States Use Data to Target Identity Thieves
Indiana began a big crackdown on identity crooks this year and the results are startling: The state has saved $85 million so far by not paying out bogus tax refunds.
The savings came from using research firm LexisNexis' giant database to verify the identities on state income tax returns. By spotting false or stolen identities, the state can determine which returns are concocted and block the refunds.
The Indiana Department of Revenue's identity-matching effort is indicative of the types of data-driven programs most states have undertaken to combat an exploding number of sham tax refund filings, false Medicaid and unemployment claims and public assistance fraud that can cost governments billions of dollars.
Indiana's results are proof that using data has a payoff. And they provide a tantalizing glimpse of the cost-savings states could get from applying a government-wide "big data" approach to combatting the fraudulent claims states face in an Internet age when identity theft is rampant.
Indiana spotted 74,782 returns filed with stolen or manufactured identities as of the end of last month with its new identity-matching effort. Without it, the Department of Revenue caught just 1,500 cases of identity theft out of more than 3 million returns filed in 2013.
Other Indiana agencies are mining data, matching data sets and performing some data analysis to detect fraud, said Matthew Donahue, the Revenue Department's leader of strategic transformation initiatives. But, he said, there's no state government-wide data sharing, combination of databases or use of data analysis across them to attack fraud in a big-data way.
That's true in nearly all the states, said Doug Robinson, executive director of the National Association of State Chief Information Officers.
Despite the vast databases of personal, business and other information that states possess, Robinson said, only a few states are starting to leverage them in a strategic, big-data way to detect and prevent fraud, or to apply them to other pressing management, economic or social problems states face.

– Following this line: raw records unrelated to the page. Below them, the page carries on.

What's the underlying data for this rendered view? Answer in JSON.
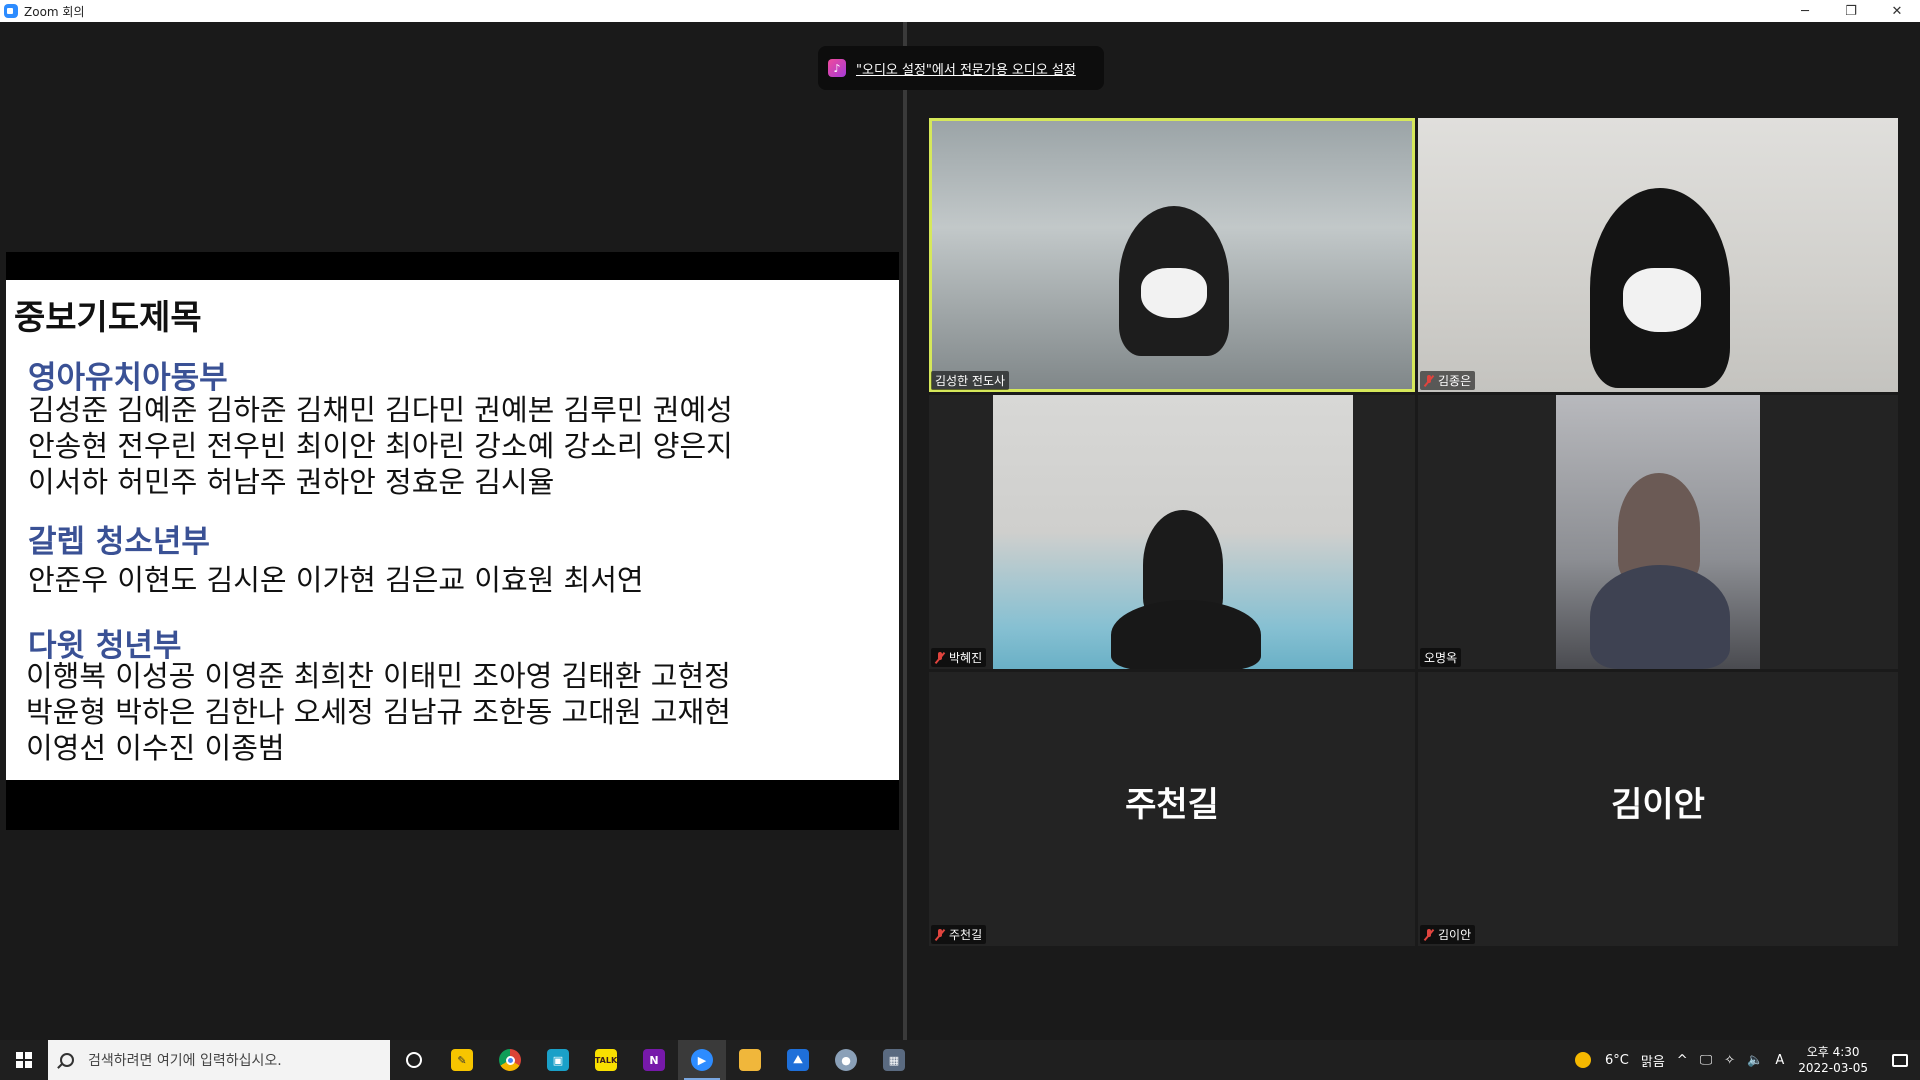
{
  "window": {
    "title": "Zoom 회의",
    "controls": {
      "minimize": "─",
      "restore": "❐",
      "close": "✕"
    }
  },
  "notice": {
    "text": "\"오디오 설정\"에서 전문가용 오디오 설정"
  },
  "slide": {
    "title": "중보기도제목",
    "sections": [
      {
        "heading": "영아유치아동부",
        "lines": [
          "김성준 김예준 김하준 김채민 김다민 권예본 김루민 권예성",
          "안송현 전우린 전우빈 최이안 최아린 강소예 강소리 양은지",
          "이서하 허민주 허남주 권하안 정효운 김시율"
        ]
      },
      {
        "heading": "갈렙 청소년부",
        "lines": [
          "안준우 이현도 김시온 이가현 김은교 이효원 최서연"
        ]
      },
      {
        "heading": "다윗 청년부",
        "lines": [
          "이행복 이성공 이영준 최희찬 이태민 조아영 김태환 고현정",
          "박윤형 박하은 김한나 오세정 김남규 조한동 고대원 고재현",
          "이영선 이수진 이종범"
        ]
      }
    ]
  },
  "participants": [
    {
      "name": "김성한 전도사",
      "muted": false,
      "video": true
    },
    {
      "name": "김종은",
      "muted": true,
      "video": true
    },
    {
      "name": "박혜진",
      "muted": true,
      "video": true
    },
    {
      "name": "오명옥",
      "muted": false,
      "video": true
    },
    {
      "name": "주천길",
      "muted": true,
      "video": false,
      "display": "주천길"
    },
    {
      "name": "김이안",
      "muted": true,
      "video": false,
      "display": "김이안"
    }
  ],
  "taskbar": {
    "search_placeholder": "검색하려면 여기에 입력하십시오.",
    "apps": [
      "task-view",
      "sticky-notes",
      "chrome",
      "calendar",
      "kakaotalk",
      "onenote",
      "zoom",
      "file-explorer",
      "photos",
      "paint",
      "calculator"
    ],
    "weather": {
      "temp": "6°C",
      "condition": "맑음"
    },
    "ime": "A",
    "time": "오후 4:30",
    "date": "2022-03-05"
  }
}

Instead, he said, states largely house their databases separately in tax, health, revenue, welfare, motor vehicles, voter registration and professional licensing departments and offices. Other agencies cannot easily access the data, which is often not in the same format. Thus, it cannot be quickly managed, matched, mined or otherwise analyzed in an enterprising fashion to catch and prevent fraud or attack other problems.
"States are data engines at their core," Robinson said. But, he said, "just because states have a lot of data doesn't mean they've met the definition of big data. ... Very few states have taken an enterprise approach to it."
Like Indiana, many other states increasingly have taken action against scams and other improper payments by using identity verification and other data tools, especially in claims for unemployment insurance benefits.
By matching unemployment claims against the identities of people jailed in country prisons, Pennsylvania discovered and stopped almost 19,000 payments made in 2013 to inmates who can't lawfully collect the benefits. The state estimates the program will save about $100 million a year.
New Mexico cut unemployment insurance fraud by about $10 million, or 60 percent, last year after integrating its unemployment tax and claims systems. The new system lets the state quickly match documentation between employers and claimants to reduce fraud, and to detect and recover improper payments.
New Jersey has blocked nearly $450 million in improper unemployment payments the past four years by identifying 300,000 people who tried to wrongfully collect benefits through identity theft or other schemes or mistakes.
Florida has taken an aggressive approach to rooting out fraudulent or improper claims for food stamps, cash assistance for needy families and Medicaid by verifying claimants are who they say they are with the LexisNexis identity database before issuing payments.
The state kept $32.8 million in inappropriate payments "from going out the door" in its last fiscal year that ended June 30, said Andrew McClenahan, director of public benefits integrity for Florida's Department of Children and Families. It also detected $34.4 million in overpayments and recovered more than $19.4 million of that money.
New York's Department of Taxation and Finance has expanded its program to prevent and track down tax cheats in recent years. It now uses data screening and analytics to review the 10 million personal income tax returns it receives each year. Last year, it spotted more than 255,000 inappropriate refunds and kept $413 million from being paid.
Some states are taking the experience they've gained in one agency and applying it to others. After launching a program to recover improper unemployment insurance payments, Michigan began using data analytics software to look for anomalies or patterns that suggest fraud in other areas, such as its Food Assistance Program.
To integrate its data and leverage the information across all of state government, North Carolina has consolidated its data analytics efforts, including its data-based fraud detection program, under its Office of Information Technology Services. The goal is to apply big data-style analytics across all agencies to improve business decisions.
In trying to take a big-data approach to problems, states face hurdles beyond getting disparate data out of agency silos and making it compatible. Some data, such as voter registrations, reside in separate state constitutional offices, which poses a jurisdictional problem. And there are privacy concerns.
Most states use third-party software or services offered by private companies to analyze and apply their data to a task, just as Indiana's Department of Revenue uses LexisNexis to authenticate identities.
Indiana doesn't send LexisNexis tax returns. Instead, it sends portions of information from returns that LexisNexis compares to its identity database, which is pulled from public and commercial records and is one of the largest in the world.
The state also sends questions to taxpayers that only real tax filers can answer.